The Limits of the Categorical Approach

The original three-category framework (with the later addition of disorganized attachment) has been enormously generative, but some researchers argue that attachment is better characterized dimensionally than categorically. Dimensional approaches, particularly in adult attachment research, have produced models with anxiety and avoidance as continuous axes. The relationship between categorical and dimensional representations of attachment is an active area of statistical and theoretical work.

The Role of Genetics and Neurobiology

Recent research has begun to integrate attachment with behavioral genetics, the neurobiology of caregiving, and the developmental study of stress regulation. These integrations have largely supported the core attachment framework while showing that the relationship between caregiving environment and attachment outcomes is moderated by genetic and biological factors in ways the original studies did not address. The field continues to debate how to incorporate these layers without losing the relational specificity that has been Ainsworth's most enduring contribution.

Conclusion

Mary Ainsworth's contribution to psychology is best understood as the conversion of a clinically powerful theoretical idea into an empirically powerful research tradition. John Bowlby provided a vision of how human infants come to depend on their caregivers and what happens when that dependence is disrupted. Ainsworth, working from a different intellectual tradition but in long collaboration with him, developed the field studies, the laboratory procedure, and the coding system that made the theory's claims testable. Without her work, attachment theory might have remained an interesting clinical hypothesis; with her work, it became one of the most empirically robust frameworks in developmental science.

The Strange Situation Procedure, the maternal sensitivity hypothesis, the original three attachment classifications, the secure-base concept, and the methodological standards of the Baltimore study together constitute a research foundation that continues to support thousands of studies a year. Researchers in genetics, neuroscience, clinical psychology, social work, child welfare policy, and developmental psychopathology all draw on the empirical record that Ainsworth helped create.
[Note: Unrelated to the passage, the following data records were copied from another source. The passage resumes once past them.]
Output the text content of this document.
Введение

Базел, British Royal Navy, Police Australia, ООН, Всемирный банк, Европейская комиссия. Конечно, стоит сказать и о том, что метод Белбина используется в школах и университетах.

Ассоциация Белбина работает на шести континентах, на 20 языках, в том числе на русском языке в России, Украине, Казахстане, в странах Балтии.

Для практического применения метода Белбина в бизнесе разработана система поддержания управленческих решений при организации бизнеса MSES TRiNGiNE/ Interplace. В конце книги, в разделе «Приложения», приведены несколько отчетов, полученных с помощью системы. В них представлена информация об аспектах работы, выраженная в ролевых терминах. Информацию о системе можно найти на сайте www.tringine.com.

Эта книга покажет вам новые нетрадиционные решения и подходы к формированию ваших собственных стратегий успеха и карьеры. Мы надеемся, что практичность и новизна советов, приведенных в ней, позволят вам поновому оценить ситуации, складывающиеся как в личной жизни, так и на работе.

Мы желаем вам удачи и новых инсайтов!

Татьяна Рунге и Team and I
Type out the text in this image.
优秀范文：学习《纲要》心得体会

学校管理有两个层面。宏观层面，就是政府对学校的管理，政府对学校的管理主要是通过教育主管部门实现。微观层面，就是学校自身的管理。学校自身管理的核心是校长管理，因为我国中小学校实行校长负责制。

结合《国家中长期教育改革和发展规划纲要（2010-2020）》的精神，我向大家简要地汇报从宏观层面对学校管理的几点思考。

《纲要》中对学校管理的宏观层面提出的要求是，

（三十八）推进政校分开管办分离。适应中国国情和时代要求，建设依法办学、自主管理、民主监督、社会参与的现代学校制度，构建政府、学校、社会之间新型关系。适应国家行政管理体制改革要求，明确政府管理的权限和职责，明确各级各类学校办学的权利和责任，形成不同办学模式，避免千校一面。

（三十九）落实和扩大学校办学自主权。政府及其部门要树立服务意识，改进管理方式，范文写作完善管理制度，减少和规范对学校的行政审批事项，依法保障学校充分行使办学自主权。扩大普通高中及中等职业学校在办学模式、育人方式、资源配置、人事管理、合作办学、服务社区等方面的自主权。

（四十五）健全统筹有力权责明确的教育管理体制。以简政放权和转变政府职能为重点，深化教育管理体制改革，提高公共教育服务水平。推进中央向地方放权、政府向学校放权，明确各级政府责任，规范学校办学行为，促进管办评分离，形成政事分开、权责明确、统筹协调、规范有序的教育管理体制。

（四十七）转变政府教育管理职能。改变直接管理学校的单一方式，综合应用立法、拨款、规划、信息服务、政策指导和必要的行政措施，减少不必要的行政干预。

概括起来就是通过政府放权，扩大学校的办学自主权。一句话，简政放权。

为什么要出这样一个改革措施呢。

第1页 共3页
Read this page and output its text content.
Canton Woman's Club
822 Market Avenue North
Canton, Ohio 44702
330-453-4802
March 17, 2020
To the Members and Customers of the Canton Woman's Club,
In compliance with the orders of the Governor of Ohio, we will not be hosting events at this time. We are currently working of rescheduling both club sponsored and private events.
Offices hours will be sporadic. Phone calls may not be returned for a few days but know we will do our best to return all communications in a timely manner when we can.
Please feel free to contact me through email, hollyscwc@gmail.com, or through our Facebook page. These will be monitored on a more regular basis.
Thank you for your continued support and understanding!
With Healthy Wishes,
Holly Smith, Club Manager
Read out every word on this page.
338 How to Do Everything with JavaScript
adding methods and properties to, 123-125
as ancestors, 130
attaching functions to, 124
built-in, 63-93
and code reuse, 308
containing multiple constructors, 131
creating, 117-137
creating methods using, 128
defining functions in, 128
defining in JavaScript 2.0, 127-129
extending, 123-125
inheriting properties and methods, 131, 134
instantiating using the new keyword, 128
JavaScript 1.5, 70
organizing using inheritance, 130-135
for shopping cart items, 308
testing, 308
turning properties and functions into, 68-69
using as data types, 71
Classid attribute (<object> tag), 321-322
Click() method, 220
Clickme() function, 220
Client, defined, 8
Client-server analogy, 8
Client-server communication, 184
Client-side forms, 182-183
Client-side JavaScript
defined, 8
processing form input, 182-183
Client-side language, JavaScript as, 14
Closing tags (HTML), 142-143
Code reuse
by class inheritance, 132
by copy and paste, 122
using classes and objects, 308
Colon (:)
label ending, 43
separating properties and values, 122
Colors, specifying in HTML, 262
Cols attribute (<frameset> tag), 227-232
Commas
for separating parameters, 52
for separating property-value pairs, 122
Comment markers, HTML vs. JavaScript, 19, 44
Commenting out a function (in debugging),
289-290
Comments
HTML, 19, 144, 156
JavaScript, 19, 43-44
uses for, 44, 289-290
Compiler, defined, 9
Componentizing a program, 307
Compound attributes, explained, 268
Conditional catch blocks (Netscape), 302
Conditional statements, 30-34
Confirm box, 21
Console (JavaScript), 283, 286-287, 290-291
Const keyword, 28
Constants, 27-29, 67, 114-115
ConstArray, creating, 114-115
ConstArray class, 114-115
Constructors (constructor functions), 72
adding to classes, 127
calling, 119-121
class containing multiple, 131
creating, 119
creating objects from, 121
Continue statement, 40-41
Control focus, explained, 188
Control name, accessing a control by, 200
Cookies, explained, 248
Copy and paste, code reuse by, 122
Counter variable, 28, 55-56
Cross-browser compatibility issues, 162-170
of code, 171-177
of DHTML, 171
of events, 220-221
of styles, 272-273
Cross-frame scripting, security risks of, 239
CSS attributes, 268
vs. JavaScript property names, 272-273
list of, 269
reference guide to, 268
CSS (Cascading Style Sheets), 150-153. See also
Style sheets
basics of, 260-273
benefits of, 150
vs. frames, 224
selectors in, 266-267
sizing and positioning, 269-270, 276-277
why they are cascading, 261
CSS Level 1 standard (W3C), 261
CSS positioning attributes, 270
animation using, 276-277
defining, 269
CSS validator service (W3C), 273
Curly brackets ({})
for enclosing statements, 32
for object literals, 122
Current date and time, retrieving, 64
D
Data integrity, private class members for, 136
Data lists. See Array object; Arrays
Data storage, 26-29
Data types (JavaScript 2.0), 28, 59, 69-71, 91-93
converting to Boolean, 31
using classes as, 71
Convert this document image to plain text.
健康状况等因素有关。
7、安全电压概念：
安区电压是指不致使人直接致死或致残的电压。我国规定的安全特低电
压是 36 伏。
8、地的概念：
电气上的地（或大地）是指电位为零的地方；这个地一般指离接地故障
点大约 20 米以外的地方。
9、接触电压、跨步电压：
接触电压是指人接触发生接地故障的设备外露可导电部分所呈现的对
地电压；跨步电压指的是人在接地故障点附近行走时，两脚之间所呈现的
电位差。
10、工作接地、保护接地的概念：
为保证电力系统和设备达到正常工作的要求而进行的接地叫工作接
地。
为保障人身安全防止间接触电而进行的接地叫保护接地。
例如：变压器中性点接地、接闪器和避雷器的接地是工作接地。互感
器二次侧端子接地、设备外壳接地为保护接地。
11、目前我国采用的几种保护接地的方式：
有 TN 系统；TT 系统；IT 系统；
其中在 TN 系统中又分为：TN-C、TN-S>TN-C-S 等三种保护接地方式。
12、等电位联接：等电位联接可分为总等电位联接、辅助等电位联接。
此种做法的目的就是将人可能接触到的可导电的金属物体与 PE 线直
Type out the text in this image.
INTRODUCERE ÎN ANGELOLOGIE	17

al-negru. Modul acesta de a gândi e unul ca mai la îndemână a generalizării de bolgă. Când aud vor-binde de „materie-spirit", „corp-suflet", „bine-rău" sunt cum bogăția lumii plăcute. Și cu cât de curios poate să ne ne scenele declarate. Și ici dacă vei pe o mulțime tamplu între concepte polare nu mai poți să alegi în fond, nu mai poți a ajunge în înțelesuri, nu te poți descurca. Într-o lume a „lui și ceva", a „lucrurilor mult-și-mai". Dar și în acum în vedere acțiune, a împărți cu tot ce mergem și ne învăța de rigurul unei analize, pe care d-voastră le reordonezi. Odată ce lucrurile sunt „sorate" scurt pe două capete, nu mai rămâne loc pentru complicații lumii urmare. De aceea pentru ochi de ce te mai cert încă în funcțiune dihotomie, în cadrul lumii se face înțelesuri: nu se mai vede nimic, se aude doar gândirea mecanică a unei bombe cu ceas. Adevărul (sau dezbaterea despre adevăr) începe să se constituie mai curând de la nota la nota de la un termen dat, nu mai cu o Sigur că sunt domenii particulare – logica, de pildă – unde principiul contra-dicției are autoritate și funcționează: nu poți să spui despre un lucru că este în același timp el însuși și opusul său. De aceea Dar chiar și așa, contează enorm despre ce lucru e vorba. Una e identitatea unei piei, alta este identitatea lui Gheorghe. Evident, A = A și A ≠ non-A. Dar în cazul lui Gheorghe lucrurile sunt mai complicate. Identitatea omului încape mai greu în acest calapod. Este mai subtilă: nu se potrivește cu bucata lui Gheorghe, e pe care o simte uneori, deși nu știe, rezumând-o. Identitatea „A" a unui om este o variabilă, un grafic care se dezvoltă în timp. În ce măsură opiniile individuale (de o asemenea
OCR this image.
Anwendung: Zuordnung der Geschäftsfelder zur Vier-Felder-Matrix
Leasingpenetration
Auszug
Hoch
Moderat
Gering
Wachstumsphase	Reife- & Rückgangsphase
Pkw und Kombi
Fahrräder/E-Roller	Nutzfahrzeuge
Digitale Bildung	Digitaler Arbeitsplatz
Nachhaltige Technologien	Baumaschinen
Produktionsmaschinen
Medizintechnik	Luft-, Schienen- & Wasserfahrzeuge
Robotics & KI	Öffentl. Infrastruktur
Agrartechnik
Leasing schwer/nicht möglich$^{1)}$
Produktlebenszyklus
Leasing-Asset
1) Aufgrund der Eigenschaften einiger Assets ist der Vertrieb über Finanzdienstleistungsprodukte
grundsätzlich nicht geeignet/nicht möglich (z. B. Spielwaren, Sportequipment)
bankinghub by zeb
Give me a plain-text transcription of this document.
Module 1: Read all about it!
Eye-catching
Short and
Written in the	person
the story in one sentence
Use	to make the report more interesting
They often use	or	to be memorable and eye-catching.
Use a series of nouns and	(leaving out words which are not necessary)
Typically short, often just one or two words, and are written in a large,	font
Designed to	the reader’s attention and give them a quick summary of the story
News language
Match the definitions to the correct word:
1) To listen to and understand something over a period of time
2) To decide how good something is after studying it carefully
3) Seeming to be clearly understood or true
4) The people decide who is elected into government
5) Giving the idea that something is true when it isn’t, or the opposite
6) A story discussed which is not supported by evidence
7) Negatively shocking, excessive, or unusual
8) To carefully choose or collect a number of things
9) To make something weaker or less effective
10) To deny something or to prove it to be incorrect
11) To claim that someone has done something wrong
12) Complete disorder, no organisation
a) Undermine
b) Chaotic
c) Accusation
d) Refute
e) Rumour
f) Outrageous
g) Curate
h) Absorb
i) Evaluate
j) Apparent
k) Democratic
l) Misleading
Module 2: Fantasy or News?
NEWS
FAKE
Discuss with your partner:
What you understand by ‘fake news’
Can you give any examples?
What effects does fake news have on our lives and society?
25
The framework has been refined, extended, and sometimes challenged, but it has not been displaced; if anything, its empirical position has grown stronger over time.

Ainsworth's personal style — her patience, her precision, her insistence that careful observation is the irreplaceable starting point of developmental science — has shaped generations of researchers as much as any single finding. The students she trained at Hopkins and Virginia now occupy senior positions in many of the leading developmental research groups in the world; the methods she developed are taught and used in laboratories on every continent; the questions she made answerable are still being answered. To read her work is to encounter a psychology of small things observed exactly: a glance away from a stranger, a moment of contact at reunion, a brief reorientation toward an attentive caregiver, each of which she taught the field to take seriously as a window into the developmental life of a child.